Second, it was beautiful to see and hear about her final hours and her funeral. Part of the video juxtaposes Chiara and Enrico’s wedding day with scenes from her funeral. One of the songs that was sung at the wedding was sung at the funeral, and while I watched I found myself forgetting which scene I was watching. Before she passed away, Enrico, Chiara, and some of those who were close to the couple boarded a plane to Medjugorje to pray for and with the couple. I was struck by a moment in this section of the video when Chiara said they did not go to Medjugorje to ask for her healing. Rather, they begged for the “grace to live the grace.” The couple was confident of God’s will and His gift of grace, but they wanted to be open to receiving that gift, even if that gift was not healing. As Padre Vito explained, “Man does not live on bread alone. He lives because there is Someone who gives Him food.” The couple seemed to understand that they were loved, and that this love changed everything in their lives.

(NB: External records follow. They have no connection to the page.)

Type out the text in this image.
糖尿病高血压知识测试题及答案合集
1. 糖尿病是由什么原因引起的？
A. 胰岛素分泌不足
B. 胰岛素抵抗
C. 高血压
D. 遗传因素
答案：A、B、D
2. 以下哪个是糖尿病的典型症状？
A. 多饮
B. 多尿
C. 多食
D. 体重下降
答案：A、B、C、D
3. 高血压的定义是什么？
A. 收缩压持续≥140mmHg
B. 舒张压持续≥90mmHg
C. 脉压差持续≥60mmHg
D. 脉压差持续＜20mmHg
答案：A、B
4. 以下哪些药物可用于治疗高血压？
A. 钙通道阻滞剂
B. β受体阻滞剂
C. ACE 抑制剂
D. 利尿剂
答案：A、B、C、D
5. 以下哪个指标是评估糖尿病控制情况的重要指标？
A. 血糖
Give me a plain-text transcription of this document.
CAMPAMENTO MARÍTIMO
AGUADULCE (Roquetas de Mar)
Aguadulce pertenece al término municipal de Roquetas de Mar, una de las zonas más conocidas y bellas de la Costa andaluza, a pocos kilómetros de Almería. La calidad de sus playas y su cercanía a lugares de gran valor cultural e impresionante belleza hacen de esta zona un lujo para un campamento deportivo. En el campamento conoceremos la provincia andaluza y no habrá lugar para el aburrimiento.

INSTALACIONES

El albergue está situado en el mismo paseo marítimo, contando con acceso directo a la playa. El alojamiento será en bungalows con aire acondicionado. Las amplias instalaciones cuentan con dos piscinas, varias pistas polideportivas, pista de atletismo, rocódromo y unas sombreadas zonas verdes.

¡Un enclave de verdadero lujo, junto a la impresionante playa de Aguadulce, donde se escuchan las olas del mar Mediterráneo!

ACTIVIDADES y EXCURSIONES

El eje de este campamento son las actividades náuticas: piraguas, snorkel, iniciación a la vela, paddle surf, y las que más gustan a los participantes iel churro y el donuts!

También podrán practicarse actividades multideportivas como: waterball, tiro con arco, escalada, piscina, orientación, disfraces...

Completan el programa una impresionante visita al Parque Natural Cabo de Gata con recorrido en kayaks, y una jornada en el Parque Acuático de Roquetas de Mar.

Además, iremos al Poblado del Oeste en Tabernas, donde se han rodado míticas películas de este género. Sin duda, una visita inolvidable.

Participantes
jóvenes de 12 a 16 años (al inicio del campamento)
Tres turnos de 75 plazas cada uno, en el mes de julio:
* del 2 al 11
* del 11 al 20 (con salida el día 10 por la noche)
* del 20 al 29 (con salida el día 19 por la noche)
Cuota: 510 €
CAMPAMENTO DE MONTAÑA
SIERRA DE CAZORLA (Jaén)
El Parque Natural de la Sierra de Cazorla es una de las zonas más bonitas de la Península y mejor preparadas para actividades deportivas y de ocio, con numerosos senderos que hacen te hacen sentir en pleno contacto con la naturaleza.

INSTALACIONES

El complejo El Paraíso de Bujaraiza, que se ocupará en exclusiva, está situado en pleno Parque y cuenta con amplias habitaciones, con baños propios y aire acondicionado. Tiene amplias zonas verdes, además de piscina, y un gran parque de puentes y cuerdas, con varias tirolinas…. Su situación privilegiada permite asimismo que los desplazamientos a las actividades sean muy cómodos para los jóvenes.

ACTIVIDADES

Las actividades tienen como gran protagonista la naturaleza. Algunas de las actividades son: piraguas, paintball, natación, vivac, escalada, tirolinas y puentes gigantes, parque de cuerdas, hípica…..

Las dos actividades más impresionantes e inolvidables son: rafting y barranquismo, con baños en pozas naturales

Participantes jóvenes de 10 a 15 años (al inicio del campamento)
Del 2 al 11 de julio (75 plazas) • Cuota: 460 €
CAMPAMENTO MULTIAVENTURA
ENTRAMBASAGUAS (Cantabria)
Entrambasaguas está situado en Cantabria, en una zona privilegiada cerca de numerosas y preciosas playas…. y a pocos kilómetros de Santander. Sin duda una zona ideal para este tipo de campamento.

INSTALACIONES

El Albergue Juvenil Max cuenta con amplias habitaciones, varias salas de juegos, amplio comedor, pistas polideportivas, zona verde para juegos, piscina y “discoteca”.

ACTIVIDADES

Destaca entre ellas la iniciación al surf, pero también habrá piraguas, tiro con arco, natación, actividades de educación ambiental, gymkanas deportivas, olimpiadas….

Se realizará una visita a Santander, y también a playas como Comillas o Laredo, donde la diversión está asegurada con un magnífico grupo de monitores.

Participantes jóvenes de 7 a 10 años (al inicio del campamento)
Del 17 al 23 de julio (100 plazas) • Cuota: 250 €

Finally, it was beautiful to see how much the life of Chiara had changed Padre Vito. I mentioned earlier that his friendship with Chiara and Enrico changed him from being a pagan priest to being a Catholic priest. He spoke about how this relationship showed him a new way to pray. He mentioned that before meeting Chiara, he would tell God about a person’s suffering as if God needed an explanation as to why He should help someone. However, over time he came to understand that God was already loving the person in front of him, prior to his own love and even more than he loved that person. He understood that the person asking his help already had everything he or she needed to be happy and that he just needed to see how God loved them.

To me, the answer to Padre Vito’s question about what is beautiful in Chaira’s story is that she was loved. Her life is a testament that there is only one thing necessary in life: to be loved and to love.